I relived the milestones associated with old greeting cards and caressed the yellowing photographs and possessions of departed loved ones. Those items would be meaningless to anyone else, but to me each one summoned a spectrum of incredible feelings.
How could I give up my dear late brother's matchbooks and hotel keys collected from his many trips around the world; his journals filled with stories of presidents and beggars he'd befriended, and his poetry that gave insight into his soul? Could I part with his pillow that I press to my face in search of his familiar scent, or his Rolodex, tightly crammed with his lifetime of relationships?
And what about my father's collection of first edition postcards? He had been a Letter Carrier in our small town, back in the early 1940s, and had proudly displayed the shiny number "1" on his gray uniform cap like a badge of honor. I recalled his stories about mail deliveries he'd made on foot, in snow storms, and the friendly homeowners who greeted him with coffee and hot chocolate. His ready smile, charisma and compassion had made him a legend in the small farming town of Union, New Jersey. Could I hand his prized collection of postcards to a collector for mere monetary reward?
Could I throw away my mother's treadle sewing machine that had been passed down from her mother? She made all of our clothes on it. One year my brother and I proudly presented her with a modern Singer, with a zillion attachments. She was embarrassed that she couldn't get the hang of it and continued to use her old machine -- in secret.

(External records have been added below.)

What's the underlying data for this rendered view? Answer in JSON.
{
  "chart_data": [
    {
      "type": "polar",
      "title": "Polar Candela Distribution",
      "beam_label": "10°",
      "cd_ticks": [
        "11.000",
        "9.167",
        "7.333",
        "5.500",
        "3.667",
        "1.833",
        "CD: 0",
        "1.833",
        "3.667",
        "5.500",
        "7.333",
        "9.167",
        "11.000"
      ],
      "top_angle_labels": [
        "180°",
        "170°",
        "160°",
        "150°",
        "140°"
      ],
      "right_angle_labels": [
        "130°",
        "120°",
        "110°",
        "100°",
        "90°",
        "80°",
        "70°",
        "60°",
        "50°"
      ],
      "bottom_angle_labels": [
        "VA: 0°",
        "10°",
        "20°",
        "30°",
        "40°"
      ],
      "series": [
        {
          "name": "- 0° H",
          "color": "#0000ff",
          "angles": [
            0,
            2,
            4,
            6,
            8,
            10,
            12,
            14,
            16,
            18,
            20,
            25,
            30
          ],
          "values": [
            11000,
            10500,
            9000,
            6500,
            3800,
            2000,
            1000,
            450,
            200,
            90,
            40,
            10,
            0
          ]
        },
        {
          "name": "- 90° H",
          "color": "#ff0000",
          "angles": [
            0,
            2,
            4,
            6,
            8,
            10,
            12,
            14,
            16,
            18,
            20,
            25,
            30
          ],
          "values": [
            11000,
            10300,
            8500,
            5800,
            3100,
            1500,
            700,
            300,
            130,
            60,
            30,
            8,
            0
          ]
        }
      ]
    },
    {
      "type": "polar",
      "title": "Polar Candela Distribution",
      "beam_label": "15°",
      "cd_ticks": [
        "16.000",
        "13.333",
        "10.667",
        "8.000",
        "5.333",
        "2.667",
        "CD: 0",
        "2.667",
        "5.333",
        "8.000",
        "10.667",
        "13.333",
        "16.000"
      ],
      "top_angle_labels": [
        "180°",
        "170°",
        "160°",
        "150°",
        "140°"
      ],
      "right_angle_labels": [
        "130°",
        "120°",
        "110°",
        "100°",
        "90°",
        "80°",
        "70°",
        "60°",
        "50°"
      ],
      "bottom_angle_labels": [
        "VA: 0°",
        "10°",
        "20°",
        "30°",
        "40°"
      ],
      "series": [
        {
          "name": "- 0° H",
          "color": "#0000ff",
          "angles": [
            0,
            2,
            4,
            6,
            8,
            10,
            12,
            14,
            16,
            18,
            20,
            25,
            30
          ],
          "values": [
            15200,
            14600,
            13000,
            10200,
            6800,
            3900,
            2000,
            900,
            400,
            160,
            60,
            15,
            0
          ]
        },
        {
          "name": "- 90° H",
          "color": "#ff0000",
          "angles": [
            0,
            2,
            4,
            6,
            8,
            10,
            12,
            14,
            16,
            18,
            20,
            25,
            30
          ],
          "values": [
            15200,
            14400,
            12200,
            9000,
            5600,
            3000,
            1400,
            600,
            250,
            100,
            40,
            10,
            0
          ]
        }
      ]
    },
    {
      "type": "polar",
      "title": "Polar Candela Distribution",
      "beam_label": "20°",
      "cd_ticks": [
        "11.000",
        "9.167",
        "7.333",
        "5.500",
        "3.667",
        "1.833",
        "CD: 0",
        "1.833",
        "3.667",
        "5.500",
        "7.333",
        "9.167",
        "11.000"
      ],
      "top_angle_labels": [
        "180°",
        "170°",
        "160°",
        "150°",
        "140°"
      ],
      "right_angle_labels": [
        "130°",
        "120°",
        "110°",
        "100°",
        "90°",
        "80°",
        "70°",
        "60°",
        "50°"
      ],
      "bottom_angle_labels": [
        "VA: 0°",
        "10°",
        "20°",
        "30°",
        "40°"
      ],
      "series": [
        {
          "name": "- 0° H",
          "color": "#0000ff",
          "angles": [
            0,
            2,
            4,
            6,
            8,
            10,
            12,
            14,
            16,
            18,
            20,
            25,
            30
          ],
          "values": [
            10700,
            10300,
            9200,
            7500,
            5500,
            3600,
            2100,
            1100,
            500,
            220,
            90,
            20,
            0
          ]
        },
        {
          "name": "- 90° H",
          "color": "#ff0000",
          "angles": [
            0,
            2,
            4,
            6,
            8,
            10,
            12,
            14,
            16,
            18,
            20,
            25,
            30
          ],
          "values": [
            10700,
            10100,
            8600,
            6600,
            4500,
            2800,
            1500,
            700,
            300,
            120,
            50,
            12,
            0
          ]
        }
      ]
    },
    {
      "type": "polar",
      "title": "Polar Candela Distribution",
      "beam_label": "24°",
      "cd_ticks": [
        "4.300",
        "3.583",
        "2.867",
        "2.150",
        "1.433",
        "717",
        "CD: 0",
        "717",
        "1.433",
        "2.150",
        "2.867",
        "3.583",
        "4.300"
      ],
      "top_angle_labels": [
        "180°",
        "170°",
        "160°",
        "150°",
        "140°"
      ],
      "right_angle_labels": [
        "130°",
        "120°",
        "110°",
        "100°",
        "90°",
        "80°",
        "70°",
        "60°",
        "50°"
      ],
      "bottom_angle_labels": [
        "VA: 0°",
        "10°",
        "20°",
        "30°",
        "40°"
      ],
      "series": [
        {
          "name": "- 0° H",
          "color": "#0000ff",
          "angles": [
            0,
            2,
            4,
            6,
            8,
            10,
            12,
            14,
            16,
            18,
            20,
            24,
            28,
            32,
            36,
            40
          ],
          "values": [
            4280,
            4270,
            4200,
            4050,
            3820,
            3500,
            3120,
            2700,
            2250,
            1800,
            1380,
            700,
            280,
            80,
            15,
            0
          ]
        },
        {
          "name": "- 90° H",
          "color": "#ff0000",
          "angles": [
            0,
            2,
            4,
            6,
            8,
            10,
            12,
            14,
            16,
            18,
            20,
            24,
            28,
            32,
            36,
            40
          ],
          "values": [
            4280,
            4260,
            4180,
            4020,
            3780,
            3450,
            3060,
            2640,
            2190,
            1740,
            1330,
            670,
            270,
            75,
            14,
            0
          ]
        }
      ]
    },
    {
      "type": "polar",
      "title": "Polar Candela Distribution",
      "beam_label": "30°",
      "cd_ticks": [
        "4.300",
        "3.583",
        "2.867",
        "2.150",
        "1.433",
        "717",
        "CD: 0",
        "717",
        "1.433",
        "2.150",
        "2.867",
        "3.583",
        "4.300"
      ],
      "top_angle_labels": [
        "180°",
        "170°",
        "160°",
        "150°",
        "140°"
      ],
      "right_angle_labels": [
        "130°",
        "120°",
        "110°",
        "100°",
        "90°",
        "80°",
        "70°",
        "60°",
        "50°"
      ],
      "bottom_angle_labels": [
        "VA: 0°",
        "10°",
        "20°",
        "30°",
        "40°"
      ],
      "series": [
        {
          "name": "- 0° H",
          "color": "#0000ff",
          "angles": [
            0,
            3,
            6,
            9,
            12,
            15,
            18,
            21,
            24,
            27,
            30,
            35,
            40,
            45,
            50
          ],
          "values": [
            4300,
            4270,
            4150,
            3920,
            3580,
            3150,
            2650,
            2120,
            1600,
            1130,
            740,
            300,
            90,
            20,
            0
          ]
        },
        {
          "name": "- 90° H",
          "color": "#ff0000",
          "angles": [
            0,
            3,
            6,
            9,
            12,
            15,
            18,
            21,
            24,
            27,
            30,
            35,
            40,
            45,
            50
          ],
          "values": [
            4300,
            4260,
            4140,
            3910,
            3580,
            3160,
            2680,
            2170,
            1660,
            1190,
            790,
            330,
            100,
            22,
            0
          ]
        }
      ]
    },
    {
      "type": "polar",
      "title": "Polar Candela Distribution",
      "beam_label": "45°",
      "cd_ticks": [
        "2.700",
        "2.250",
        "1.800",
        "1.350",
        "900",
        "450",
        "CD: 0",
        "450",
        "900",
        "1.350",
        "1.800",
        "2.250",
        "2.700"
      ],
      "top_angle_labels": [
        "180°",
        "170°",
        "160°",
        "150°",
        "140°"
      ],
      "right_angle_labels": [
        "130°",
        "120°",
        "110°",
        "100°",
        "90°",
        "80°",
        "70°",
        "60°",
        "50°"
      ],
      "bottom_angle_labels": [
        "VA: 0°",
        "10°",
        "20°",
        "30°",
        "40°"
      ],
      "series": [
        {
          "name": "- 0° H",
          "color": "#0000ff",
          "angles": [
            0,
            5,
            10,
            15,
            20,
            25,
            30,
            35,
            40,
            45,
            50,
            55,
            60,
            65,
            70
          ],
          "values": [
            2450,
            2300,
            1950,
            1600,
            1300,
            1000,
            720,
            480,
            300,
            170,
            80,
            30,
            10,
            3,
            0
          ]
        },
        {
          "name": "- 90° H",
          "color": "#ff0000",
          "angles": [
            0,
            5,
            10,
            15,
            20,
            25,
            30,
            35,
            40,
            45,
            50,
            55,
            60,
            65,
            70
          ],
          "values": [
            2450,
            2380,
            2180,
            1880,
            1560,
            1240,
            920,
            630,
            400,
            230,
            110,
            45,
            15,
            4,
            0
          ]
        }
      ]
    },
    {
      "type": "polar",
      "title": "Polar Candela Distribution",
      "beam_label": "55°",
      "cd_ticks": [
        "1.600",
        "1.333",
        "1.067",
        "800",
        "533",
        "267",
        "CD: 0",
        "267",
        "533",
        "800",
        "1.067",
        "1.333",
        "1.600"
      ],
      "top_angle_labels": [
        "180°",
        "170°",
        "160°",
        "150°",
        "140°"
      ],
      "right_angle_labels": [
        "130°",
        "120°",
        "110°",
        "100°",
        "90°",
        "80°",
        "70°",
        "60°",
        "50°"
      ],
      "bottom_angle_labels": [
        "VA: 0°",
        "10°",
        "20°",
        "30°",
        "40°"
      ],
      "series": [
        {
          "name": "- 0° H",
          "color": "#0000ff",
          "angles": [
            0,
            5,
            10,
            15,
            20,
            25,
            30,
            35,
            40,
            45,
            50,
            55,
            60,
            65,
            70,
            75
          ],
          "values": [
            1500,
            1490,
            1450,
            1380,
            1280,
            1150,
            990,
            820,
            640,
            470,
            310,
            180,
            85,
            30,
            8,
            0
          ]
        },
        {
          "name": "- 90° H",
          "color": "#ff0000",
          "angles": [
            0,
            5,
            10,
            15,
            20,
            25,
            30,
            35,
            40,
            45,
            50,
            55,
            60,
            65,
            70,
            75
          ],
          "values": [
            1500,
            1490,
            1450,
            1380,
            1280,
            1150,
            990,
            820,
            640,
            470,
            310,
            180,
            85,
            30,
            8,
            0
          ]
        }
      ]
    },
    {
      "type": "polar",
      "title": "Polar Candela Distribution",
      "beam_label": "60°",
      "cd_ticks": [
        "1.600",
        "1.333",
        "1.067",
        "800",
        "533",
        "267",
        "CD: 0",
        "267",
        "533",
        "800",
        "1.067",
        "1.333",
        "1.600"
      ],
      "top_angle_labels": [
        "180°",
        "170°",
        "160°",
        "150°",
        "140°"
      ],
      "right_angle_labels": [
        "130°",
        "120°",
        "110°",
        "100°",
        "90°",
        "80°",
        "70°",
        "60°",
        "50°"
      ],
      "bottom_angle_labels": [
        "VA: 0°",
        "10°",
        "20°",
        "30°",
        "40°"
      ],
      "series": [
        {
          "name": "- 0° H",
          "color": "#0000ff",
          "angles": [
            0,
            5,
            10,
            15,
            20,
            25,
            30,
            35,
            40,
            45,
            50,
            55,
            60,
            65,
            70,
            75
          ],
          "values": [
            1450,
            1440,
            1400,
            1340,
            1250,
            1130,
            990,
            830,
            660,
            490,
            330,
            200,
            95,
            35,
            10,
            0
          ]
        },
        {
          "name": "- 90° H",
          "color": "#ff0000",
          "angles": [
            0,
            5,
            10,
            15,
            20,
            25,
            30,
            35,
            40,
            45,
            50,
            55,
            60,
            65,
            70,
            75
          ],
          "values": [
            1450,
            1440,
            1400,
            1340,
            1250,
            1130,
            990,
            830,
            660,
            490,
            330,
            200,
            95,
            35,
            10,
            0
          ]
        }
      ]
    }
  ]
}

My mother was a beautiful, elegant woman, who delighted in dressing up. She had countless pairs of gloves, in supple leather, decorative lace and soft cotton, in every length and color. How could I sell them to a stranger at a garage sale, whose only interest would be in the attached price tag she would press to have lowered?
I couldn't possibly throw away my children's primitive drawings and hand crafted creations, presented to me with love and pride so long ago. My heart overflows with pleasure every time I look at them.
My home has never been a place to simply eat and sleep. It is my sanctuary. It reflects and embraces my life. Nearly every surface is covered with tangible evidence of my family's existence in the form of photographs, porcelain and crystal animal collections, pottery, ceramic dolls, collages and paintings. My past and my present co-exist. I've always derived great pleasure from living in the moment, but I find equal merit in preserving yesterday.
I now accept that I am too emotionally involved to objectively sort through those boxes with a goal of getting rid of things. It will be a job best left for my children when I'm gone. But, I hope that in their pursuit of neatness and organization they don't miss out on experiencing the wonderful surge of emotions that come with sifting through one's history. Hopefully they will be fortified with memories and disclosures, just as I am each time I find myself sitting on the attic floor surrounded by pieces of my past, in yet another failed attempt at throwing away what my home doesn't need, but my insatiable spirit covets.